In streets and bars, the bush and the town, Rijasolo explores another Madagascar – a place where people start going out just as others are going home, where people cannot or will not sleep: a night-time Madagascar harboring the hardworking and the lazy, prostitutes and pleasure-seekers, the deprived and the party-goers.
It’s late. I’m in a bar in 67 ha* and the dodgy sound system is spitting out dance music. There’s a feel of the North, heat and nonchalance. Before me, a young woman is drawing on her cigarette, deep in thought; she sways on her chair to the salegy beat. I think she’s a bit drunk. She blows smoke up towards the ceiling as if she doesn’t want to bother me. She’s elegant, her gesture is beautiful. I take a photo.
The Malagasy night is my favorite territory. Like all photographers, light is crucial to me. But I avoid bright light; I prefer the gentle glow of a rainy day to the sharp backlight of afternoon sunshine; what appeals to me most is the fragile light of the night, the spare, rare luminosity of Malagasy nightlife. I seek it out, I walk along, tempting chance; maybe it will come from a hotely** in the middle of a street locked in by darkness, a dying streetlamp or a car’s headlights; and when it’s within reach of my lens, it’s no longer me who takes the shot, it’s this luminous oasis that draws the contours and the shadows, that makes the frame and defines the composition.

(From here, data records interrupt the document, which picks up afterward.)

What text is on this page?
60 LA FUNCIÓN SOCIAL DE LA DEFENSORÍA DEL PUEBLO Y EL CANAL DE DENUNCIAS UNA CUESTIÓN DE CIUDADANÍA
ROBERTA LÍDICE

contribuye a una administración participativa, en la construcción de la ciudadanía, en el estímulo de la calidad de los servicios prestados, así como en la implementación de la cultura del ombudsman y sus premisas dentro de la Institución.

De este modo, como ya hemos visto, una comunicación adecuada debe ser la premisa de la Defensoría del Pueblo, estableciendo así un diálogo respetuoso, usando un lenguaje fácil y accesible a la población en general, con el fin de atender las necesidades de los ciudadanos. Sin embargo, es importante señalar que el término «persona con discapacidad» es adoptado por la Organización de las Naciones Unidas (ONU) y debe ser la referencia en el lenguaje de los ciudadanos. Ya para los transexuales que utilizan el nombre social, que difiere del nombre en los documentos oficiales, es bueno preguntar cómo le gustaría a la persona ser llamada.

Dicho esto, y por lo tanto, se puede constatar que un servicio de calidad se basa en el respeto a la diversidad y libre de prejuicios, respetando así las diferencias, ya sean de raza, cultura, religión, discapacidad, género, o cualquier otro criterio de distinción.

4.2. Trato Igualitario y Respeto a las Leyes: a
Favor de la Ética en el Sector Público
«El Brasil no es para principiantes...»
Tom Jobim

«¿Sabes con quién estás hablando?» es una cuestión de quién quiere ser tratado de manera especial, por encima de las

Once the brief twilight has passed, as the traffic jams slowly start to die down, the streets, pavements and buildings are plunged into an almost eerie darkness. People walk differently, faster, as if afraid of being caught out by the unexpected. They start behaving differently, they seek each other out with their eyes, finding it harder to see; footsteps behind you take on a new meaning, the barks of stray dogs seem ominous.
While the daytime population makes itself cozy at home, a different crowd takes to the streets. Until the first light of dawn, the world belongs to others: people of the night, those who do not sleep, people who work or party, who generate noise and stop others from sleeping. The atmosphere becomes more electric, the rules change. Alcohol, stimulating music, prostitutes looking for uninhibited clients, nonsensical conversations, masks dropped…
I like to be among them. They’re unpredictable and noisy, they have no schedule, no projects, they are simply there to live, from the close to the start of day, their life as nocturnal creatures. And I do as they do, I become one of them, a flitting shadow moving from one point to another, waiting, setting off again, without attracting attention. And I take photos.
I like the night, because no one sees me.
* Working-class neighborhood in Antananarivo.